3. Recursive Calls: We recursively search for p and q in the left and right subtrees.
4. LCA Found:
   • If both recursive calls from the left and right subtrees return non-nullptr values, it means that p and q are present in both subtrees, and the current node is their LCA. We return the current node.
   • If only one recursive call returns a non-nullptr value, it means that one of p or q is in one of the subtrees, and we return the non-nullptr result.
   • If both recursive calls return nullptr, it means neither p nor q is in the current subtree, so we return nullptr.

Explanation

The algorithm works because it systematically explores the tree.

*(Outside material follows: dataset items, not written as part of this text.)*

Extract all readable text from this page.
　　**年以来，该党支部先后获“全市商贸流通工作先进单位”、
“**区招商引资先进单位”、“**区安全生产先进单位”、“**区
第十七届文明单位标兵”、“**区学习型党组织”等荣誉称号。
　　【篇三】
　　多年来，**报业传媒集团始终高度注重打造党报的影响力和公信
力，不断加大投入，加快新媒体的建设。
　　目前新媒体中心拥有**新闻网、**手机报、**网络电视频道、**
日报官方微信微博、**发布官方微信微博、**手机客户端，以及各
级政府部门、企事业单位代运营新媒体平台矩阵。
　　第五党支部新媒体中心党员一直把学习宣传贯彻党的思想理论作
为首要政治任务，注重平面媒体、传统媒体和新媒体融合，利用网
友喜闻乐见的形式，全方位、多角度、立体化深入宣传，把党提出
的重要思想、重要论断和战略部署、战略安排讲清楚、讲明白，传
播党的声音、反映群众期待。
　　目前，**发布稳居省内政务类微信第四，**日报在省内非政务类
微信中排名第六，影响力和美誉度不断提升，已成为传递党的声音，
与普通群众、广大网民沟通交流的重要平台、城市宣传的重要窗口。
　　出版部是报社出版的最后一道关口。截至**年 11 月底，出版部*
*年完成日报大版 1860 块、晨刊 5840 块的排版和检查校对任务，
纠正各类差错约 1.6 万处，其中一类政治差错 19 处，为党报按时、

If p and q are in different subtrees of a node, that node must be their LCA. If they are both in the same subtree, the LCA will be found deeper in that subtree. The base cases handle the scenarios where we reach the end of a branch or find one of the target nodes.

Code

/**
 * Definition for a binary tree node.
 * struct TreeNode {
 *     int val;
 *     TreeNode *left;
 *     TreeNode *right;
 *     TreeNode(int x) : val(x), left(NULL), right(NULL) {}
 * };
 */
class Solution {
public:
    TreeNode* lowestCommonAncestor(TreeNode* root, TreeNode* p, TreeNode* q) {
        if (root == nullptr || root == p || root == q) {
            return root;
        }

        TreeNode* left = lowestCommonAncestor(root->left, p, q);
        TreeNode* right = lowestCommonAncestor(root->right, p, q);

        if (left && right) {
            return root;
        } else if (left) {
            return left;
        } else {
            return right;
        }
    }
};

Complexity

• Time Complexity: O(N), where N is the number of nodes in the tree. In the worst case, we visit each node once.
• Space Complexity: O(H), where H is the height of the tree. This is due to the recursive call stack. In the worst case (a skewed tree), H can be equal to N. In a balanced tree, H is log₂N.